Round Up of Major Breaches and Scams
Workplace pension provider NOW: Pensions has emailed its near 1.7 million UK customers to warn about a data leakage caused by contractor error. The email, seen by this publication, claims a service provider “unintentionally” posted user data to an unnamed “public software forum”. These records include biographical data (names, email addresses, and dates of birth) as well as National Insurance numbers. According to the pension provider, the data was obtained by “a small number” of third parties.
Law enforcement agencies from the US, Germany, France, Switzerland, and the Netherlands have seized this week the web domains and server infrastructure of three VPN services that provided a safe haven for cybercriminals to attack their victims. The services have been active for more than a decade, are believed to be operated by the same individual/group, and have been heavily advertised on both Russian and English-speaking underground cybercrime forums, where they were sold for prices ranging from $1.3/day to $190/year.
Hackers broke into systems used by top US Treasury officials during a massive cyberattack on government agencies and may have stolen essential encryption keys, a senior lawmaker said Monday. Senator Ron Wyden, who sits on both the Senate Intelligence and Finance Committees, said after a closed-door briefing that the hack at the US Treasury Department “appears to be significant.”
Round Up of Major Malware and Ransomware Incidents
The blockchain domains of Joker’s Stash, a popular underground marketplace for stolen payment card data, have been seized by law enforcement.

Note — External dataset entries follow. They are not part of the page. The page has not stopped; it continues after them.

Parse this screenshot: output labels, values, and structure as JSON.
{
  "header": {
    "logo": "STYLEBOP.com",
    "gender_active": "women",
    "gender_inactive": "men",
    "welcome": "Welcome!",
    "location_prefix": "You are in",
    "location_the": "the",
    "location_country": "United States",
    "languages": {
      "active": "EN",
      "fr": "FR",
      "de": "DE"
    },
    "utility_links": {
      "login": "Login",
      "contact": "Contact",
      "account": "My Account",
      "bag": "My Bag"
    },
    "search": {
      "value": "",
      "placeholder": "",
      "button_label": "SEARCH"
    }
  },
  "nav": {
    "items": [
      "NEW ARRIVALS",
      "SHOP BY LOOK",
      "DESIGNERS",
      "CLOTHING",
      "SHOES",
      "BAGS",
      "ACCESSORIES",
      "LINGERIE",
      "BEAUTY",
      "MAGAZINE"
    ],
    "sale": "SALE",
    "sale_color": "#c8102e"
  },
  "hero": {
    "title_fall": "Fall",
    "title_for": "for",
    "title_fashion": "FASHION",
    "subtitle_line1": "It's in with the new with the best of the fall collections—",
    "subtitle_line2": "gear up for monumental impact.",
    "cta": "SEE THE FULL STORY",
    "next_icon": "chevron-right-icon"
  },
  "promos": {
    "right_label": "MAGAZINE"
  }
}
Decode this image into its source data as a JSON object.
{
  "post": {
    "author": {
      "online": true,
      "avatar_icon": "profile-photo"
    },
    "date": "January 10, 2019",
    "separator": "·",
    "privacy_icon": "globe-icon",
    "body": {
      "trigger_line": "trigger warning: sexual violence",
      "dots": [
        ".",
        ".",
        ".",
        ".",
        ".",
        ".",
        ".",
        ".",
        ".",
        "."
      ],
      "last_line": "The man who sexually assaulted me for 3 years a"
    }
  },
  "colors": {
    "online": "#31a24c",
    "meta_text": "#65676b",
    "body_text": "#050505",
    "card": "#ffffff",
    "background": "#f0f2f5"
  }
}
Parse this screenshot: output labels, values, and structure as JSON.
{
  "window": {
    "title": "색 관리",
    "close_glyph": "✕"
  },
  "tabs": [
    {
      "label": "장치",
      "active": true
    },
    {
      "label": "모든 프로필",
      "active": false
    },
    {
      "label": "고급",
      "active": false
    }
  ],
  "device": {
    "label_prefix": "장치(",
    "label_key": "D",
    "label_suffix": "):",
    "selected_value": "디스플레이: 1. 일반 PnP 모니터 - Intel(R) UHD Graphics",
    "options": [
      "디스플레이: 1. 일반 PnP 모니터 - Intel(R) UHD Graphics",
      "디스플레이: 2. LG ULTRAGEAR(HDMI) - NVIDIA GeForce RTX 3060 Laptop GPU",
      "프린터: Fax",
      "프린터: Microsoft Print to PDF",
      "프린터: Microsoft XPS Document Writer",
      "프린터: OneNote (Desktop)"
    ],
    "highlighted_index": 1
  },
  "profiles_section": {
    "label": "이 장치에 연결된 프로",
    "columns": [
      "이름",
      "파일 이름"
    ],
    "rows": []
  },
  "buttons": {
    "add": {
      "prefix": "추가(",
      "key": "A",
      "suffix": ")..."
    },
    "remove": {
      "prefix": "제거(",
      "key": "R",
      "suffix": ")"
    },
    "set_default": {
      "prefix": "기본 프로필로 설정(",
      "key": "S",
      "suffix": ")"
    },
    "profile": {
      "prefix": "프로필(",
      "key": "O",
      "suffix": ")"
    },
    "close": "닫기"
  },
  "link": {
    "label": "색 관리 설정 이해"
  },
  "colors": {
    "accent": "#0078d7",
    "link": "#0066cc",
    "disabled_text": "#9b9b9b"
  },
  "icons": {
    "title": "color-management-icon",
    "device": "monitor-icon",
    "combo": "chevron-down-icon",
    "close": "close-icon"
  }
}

On December 17, the shop’s website displayed an image claiming that the U.S. Federal Bureau of Investigation and Interpol had seized it. Joker’s Stash is an automated vending cart (AVC) that had several versions of the site up and running, including blockchain domains .bazar, .lib, .emc, and coin, and two Tor (.onion) domains. The takedown attempt, Digital Shadows reports, only resulted in the .bazar domain becoming unavailable.
Microsoft, Google, Cisco and a host of other tech giants have added their names to a legal filing supporting Facebook’s case against controversial spyware developer NSO Group. The social network took the Israeli firm to court after alleging that the latter exploited a vulnerability in WhatsApp which helped its clients spy on over 1400 users globally. It’s believed that the bug or similar ones may also have been used to help Saudi Arabian officials spy on murdered journalist Jamal Khashoggi and his former boss, Jeff Bezos.
Round Up of Major Vulnerabilities and Patches
Security updates available for the Treck TCP/IP stack address two critical vulnerabilities leading to remote code execution or denial-of-service. The U.S. Cybersecurity and Infrastructure Security Agency (CISA) has issued an advisory to warn organizations using industrial control systems (ICS) about the risks posed by these flaws. A low-level TCP/IP software library, the Treck TCP/IP stack is specifically designed for embedded systems, featuring small critical sections and a small code footprint.
Noted Apple security expert Patrick Wardle discusses how cybercriminals are stepping up their game in targeting Apple users with new techniques and cyberattacks. A recently uncovered zer0-click Apple zero-day flaw, used in a spyware campaign against Al Jazeera journalists, shed light this week on the impact of Apple security issues being abused by bad actors. In 2020, the security research community saw an array of “powerful” Apple bugs afflicting iOS, iPhone and more.